Adversarial Attack Of One-Time Or Iterative Nature

Another perspective on adversarial attacks against AI consists of doing them on a one-time basis versus doing so iteratively on an incremental basis.

It could be that an evildoer repeatedly tries the Stop sign trickery and hopes that eventually, a self-driving car falls for the appalling act. Or the wrongdoer might decide that the attack should be tried just once. An issue for an attacker is that if they repeatedly do an attack, the AI being attacked might detect that such attacks are being launched and then alert someone or invoke a built-in counterattack.

Conclusion

Now that I’ve covered the overall nature of adversarial attacks against AI, we should revisit the latest AI Ethics twist that consists of debating whether or not those kinds of nefarious attacks are okay to be used by those seeking to take down AI For Bad.

Yes, you might say, of course, it is perfectly fine to do so. Use whatever means we can to curtail AI For Bad. The ends justify the means.

No, you might reply, it isn’t suitable to employ adversarial attacks, even when used to deal with AI For Bad. We must resist getting into an arms race of adversarial attacks. The more that we entertain the use of them, the worse things will get. Put aside this Pandora’s box and avoid the temptation that it entails. Also, keep in mind that we are potentially shooting our own foot, including that we might inadvertently use adversarial attacks against AI For Good that we falsely thought was AI For Bad.
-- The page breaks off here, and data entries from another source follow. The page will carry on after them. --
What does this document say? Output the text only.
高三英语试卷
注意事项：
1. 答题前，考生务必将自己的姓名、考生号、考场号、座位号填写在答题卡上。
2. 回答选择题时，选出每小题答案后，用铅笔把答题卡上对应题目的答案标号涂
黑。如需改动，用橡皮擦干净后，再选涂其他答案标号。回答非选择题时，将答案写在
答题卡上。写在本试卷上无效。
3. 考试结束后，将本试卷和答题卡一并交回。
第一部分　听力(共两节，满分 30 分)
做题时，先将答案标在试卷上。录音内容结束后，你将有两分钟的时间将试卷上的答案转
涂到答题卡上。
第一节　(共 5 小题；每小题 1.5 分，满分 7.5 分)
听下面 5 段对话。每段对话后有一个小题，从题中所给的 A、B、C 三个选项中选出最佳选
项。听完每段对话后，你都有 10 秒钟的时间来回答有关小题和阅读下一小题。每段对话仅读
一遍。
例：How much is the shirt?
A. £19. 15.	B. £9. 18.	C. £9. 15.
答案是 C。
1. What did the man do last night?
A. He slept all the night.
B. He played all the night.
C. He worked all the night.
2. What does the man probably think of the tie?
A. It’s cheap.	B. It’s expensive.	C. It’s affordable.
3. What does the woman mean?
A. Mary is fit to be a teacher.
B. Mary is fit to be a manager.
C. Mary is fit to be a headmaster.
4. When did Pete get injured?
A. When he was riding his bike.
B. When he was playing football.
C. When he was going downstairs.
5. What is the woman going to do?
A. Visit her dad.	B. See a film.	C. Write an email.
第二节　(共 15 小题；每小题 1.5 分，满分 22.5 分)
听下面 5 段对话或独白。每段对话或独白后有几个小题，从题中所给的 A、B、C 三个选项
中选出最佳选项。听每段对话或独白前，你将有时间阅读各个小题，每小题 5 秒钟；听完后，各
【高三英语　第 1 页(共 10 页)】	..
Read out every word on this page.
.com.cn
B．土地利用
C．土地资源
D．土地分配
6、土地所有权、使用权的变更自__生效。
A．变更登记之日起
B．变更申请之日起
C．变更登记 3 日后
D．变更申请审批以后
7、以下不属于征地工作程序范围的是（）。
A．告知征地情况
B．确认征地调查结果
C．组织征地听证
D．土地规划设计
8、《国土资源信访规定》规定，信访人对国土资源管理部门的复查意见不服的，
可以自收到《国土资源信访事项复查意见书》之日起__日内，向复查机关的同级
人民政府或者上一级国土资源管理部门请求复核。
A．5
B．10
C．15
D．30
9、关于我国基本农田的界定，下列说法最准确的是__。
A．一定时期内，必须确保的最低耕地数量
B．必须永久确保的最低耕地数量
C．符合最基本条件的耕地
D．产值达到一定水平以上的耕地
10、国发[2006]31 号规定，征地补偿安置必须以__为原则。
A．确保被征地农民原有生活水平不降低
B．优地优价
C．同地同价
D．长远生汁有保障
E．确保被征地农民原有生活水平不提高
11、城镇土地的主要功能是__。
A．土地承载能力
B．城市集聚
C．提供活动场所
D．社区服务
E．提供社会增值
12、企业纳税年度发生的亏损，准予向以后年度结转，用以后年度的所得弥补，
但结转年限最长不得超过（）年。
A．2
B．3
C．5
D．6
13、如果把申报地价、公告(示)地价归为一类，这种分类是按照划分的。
While you mull over these hefty matters, let’s end the discussion for now with some insightful quotes.

Evagrius Ponticus, a famous monk and highly influential theologian, said this about adversaries: “The further the soul advances, the greater are the adversaries against which it must contend.” And, as further contemplative milieu, Tennessee Williams, the revered American playwright, noted this about adversaries: “But I think the spirit of man is a good adversary.”

You be the judge and jury when it comes to deciding whether or not we are to proceed to embrace adversarial attacks as a full-fledged member of the AI Ethics club, or whether such methods should be relegated to the junk heap as something reviled and never to be used (even when employed for the pursuit of goodness and aiming to virtuously root out Unethical AI).

Welcome to the world of the vexing ethical conundrum about AI adversarial attacks.